Esta nueva escalada comenzó hace meses cuando Estados Unidos e Israel lanzaron ataques contra Irán, lo que provocó represalias del movimiento chiíta Hezbollá contra Tel Aviv. Israel respondió con una ofensiva cada vez más extensa sobre territorio libanés. El conflicto se ha convertido en una pesadilla cotidiana: 886 muertos y más de 2.140 heridos según el ministerio de salud libanés, con explosiones que marcan el día a día de la población desde la mañana hasta la noche.
Lo más desgarrador es el impacto en la infancia. UNICEF reporta que 107 niños han muerto y 331 han resultado heridos desde el inicio de esta fase de violencia. Durante la primera semana, murieron en promedio 10 niños diarios.

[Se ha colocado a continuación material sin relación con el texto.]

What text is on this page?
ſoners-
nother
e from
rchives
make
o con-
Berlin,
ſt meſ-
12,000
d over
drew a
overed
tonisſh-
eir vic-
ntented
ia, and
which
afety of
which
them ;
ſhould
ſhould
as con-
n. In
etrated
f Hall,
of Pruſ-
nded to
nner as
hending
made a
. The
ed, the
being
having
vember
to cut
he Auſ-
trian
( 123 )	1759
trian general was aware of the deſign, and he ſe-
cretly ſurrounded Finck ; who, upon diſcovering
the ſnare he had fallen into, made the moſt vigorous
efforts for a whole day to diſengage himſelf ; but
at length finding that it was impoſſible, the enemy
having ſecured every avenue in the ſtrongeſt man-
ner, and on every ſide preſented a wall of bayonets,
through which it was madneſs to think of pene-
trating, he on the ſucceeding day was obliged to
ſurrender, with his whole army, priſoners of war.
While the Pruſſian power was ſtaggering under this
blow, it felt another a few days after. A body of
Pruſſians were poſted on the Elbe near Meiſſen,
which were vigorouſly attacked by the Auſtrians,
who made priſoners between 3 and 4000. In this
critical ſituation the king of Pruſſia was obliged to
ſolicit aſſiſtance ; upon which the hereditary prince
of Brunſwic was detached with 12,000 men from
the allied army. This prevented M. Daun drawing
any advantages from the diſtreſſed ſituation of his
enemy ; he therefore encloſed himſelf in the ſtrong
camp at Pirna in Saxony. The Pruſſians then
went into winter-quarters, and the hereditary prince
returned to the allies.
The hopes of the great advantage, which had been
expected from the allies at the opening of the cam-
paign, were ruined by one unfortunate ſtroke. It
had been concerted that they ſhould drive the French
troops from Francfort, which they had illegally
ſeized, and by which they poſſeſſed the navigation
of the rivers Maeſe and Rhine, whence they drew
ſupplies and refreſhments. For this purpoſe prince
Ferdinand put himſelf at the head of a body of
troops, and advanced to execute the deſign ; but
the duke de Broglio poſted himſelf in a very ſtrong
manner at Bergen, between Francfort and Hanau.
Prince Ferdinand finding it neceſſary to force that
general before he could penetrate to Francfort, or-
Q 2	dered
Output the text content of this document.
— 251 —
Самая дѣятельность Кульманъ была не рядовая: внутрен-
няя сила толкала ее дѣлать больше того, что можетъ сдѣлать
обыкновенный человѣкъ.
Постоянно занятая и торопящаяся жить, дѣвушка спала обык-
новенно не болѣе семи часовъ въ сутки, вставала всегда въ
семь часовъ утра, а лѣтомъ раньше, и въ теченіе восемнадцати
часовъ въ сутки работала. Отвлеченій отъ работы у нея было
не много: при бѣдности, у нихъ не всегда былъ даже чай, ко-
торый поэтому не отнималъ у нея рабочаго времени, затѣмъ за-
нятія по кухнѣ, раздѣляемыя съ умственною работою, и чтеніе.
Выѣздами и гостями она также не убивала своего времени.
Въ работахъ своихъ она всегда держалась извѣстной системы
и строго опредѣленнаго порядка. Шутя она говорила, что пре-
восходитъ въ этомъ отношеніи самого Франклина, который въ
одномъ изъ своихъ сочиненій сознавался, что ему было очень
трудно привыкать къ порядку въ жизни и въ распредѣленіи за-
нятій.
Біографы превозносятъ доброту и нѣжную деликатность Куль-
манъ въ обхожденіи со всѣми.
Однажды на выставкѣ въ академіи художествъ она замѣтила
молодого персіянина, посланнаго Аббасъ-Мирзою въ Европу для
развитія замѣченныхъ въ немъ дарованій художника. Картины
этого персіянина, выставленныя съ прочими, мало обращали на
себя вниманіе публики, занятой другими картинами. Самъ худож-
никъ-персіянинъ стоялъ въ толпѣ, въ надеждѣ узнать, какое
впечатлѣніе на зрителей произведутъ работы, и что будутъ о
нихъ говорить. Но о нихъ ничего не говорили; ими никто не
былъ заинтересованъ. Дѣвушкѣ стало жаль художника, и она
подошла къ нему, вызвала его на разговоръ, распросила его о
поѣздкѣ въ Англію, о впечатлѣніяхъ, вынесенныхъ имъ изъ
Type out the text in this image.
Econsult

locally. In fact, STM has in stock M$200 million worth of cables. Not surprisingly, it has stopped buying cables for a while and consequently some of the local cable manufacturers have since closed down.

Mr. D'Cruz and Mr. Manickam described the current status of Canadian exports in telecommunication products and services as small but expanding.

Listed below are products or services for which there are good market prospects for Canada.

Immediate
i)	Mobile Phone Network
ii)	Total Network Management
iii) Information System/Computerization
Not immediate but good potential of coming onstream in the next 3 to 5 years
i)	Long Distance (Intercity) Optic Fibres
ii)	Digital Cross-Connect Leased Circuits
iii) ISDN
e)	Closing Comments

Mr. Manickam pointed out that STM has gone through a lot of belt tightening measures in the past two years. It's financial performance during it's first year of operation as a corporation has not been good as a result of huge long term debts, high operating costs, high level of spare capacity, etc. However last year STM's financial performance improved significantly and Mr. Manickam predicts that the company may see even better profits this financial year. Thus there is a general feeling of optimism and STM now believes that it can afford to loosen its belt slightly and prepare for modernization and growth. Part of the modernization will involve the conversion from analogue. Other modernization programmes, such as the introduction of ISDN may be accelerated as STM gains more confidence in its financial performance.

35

Los supervivientes cargan traumas profundos: algunos pasaban "de la risa al llanto" en segundos dentro de los refugios, otros pidieron que les pusieran pulseras con su nombre "para ser identificado si lo matan", según testimonios recogidos por la agencia de la ONU.
El territorio libanés está siendo fragmentado por las órdenes de evacuación israelíes. Aproximadamente 1.500 kilómetros cuadrados, una porción significativa del país, está ahora afectada por los combates. Israel emite nuevas órdenes de desplazamiento casi a diario, lo que ejerce una presión inmensa sobre ciudades como Beirut, donde familias enteras se hacinan en refugios con 14 personas por habitación. El Alto Comisionado de la ONU para los Derechos Humanos advirtió que estos desplazamientos forzados violan el derecho internacional humanitario.
Las instituciones civiles tampoco escapan. Al menos 65 escuelas han sido dañadas en los ataques, causando muertes entre docentes y estudiantes. Muchas están siendo convertidas en refugios improvisados o permanecen cerradas. UNICEF alerta que cientos de miles de niños han quedado sin acceso a educación, y aunque se han activado sistemas de enseñanza a distancia, su cobertura es limitada. La agencia subraya que la escuela representa más que aprendizaje: es "cierta estructura, cierta normalidad", dos cosas que hoy están completamente destruidas.
El secretario general de la ONU pidió este martes una desescalada inmediata del conflicto. "La guerra en Oriente Medio debe cesar. La diplomacia debe prevalecer", fue su llamado, aunque la realidad sobre el terreno sigue deteriorándose. Para los libaneses, la situación revive los traumas de un conflicto anterior vivido hace apenas 18 meses, profundizando las heridas psicológicas de una población que ahora enfrenta una segunda guerra que no esperaba volver a experimentar.